Open access funding provided by Uppsala University.

Data availability

No new datasets were generated for this paper. The publicly available data used in this study are available in the following repositories: The Curated Cancer Cell Atlas https://www.weizmann.ac.il/sites/3CA/(Bi et al., 2021, Canon et al., 2020, Chen et al., 2020, Couturier et al., 2020, Darmanis et al., 2017, Hovestadt et al., 2019, Hwang et al., 2022, Ji et al., 2020, Kürten et al., 2021, Ma et al., 2019, Neftel et al., 2019, Pelka et al., 2021, Qian et al., 2020, Rendeiro et al., 2020, Riether et al., 2020, Wang et al., 2019, Wu et al., 2020, Zhou et al., 2021), The UCSC Cell Browser https://cells-test.gi.ucsc.edu/?ds=early-brain(Eze et al., 2021), GEO under accession number GSE173278(Leblanc et al., 2022), GSE193884(Leblanc et al. 2022), GSE129730(Ocasio et al., 2019), GSE122871(Weng et al., 2019), GSE156633(Luo et al., 2021), The Neuroblastoma Cell Atlas https://www.neuroblastomacellatlas.org/(Kildisiute et al., 2021), ArrayExpress under accession number E-MTAB-9296(Larsson et al., 2021), The Sequence Read Archive under accession number PRJNA637987(Manno et al., 2021).
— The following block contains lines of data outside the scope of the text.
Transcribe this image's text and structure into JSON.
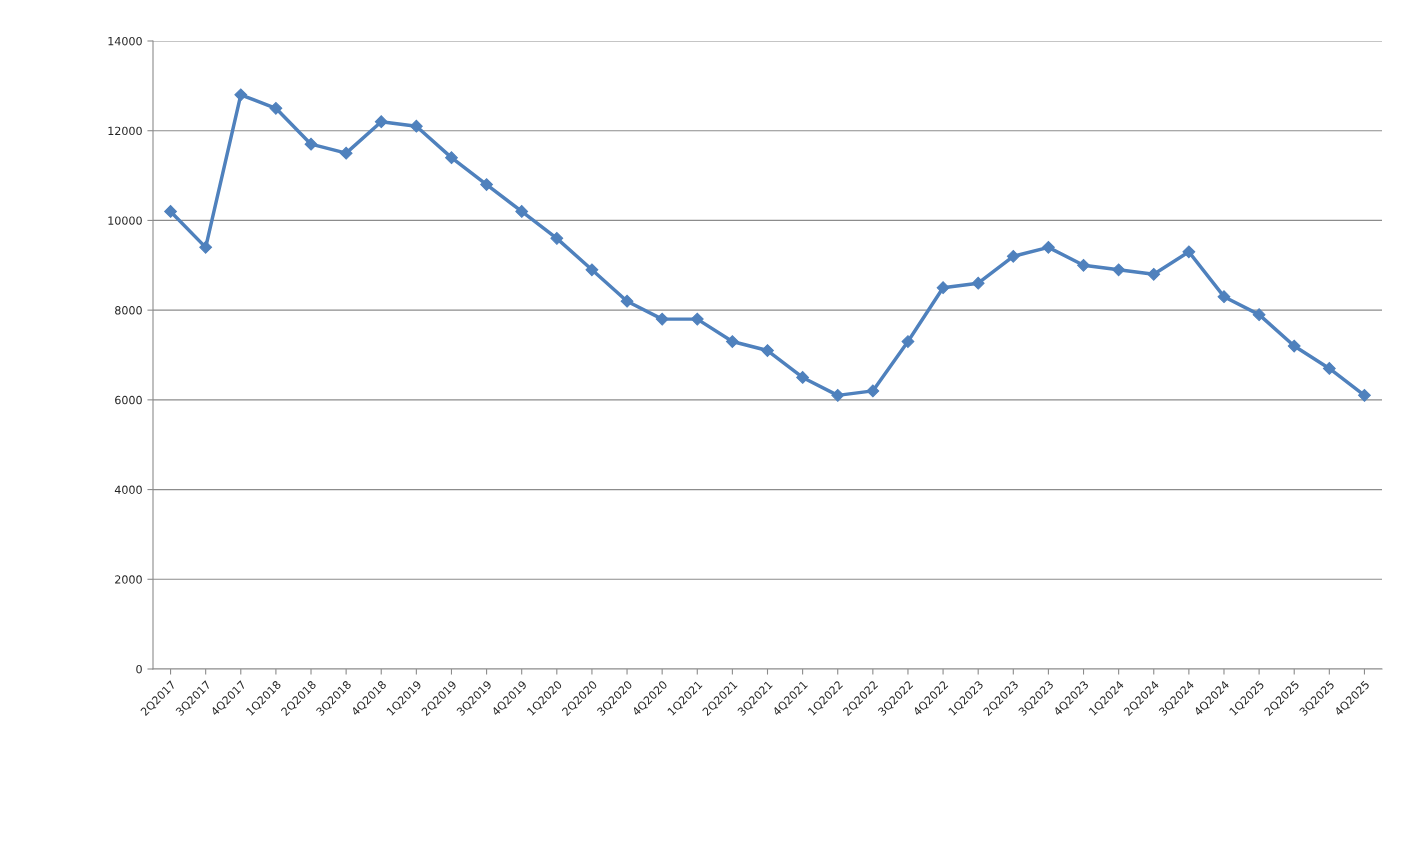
{
  "chart_data": {
    "type": "line",
    "categories": [
      "2Q2017",
      "3Q2017",
      "4Q2017",
      "1Q2018",
      "2Q2018",
      "3Q2018",
      "4Q2018",
      "1Q2019",
      "2Q2019",
      "3Q2019",
      "4Q2019",
      "1Q2020",
      "2Q2020",
      "3Q2020",
      "4Q2020",
      "1Q2021",
      "2Q2021",
      "3Q2021",
      "4Q2021",
      "1Q2022",
      "2Q2022",
      "3Q2022",
      "4Q2022",
      "1Q2023",
      "2Q2023",
      "3Q2023",
      "4Q2023",
      "1Q2024",
      "2Q2024",
      "3Q2024",
      "4Q2024",
      "1Q2025",
      "2Q2025",
      "3Q2025",
      "4Q2025"
    ],
    "series": [
      {
        "color": "#4f81bd",
        "values": [
          10200,
          9400,
          12800,
          12500,
          11700,
          11500,
          12200,
          12100,
          11400,
          10800,
          10200,
          9600,
          8900,
          8200,
          7800,
          7800,
          7300,
          7100,
          6500,
          6100,
          6200,
          7300,
          8500,
          8600,
          9200,
          9400,
          9000,
          8900,
          8800,
          9300,
          8300,
          7900,
          7200,
          6700,
          6100
        ]
      }
    ],
    "ylim": [
      0,
      14000
    ],
    "yticks": [
      0,
      2000,
      4000,
      6000,
      8000,
      10000,
      12000,
      14000
    ],
    "grid": "y",
    "marker": "diamond",
    "line_style": "solid"
  }
}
Additional details about the publicly available datasets can be found in Table 1. Figure data can be found at 10.6084/m9.figshare.25909156. Source data are provided with this paper.

Code availability

The R-package can be found on GitHub at https://github.com/scmethods/scregclust. The scripts used to produce the figures in the main text and supplementary are publicly available⁸³.

Competing interests

The authors declare no competing interests.

Supplementary information

The online version contains supplementary material available at 10.1038/s41467-024-53954-3.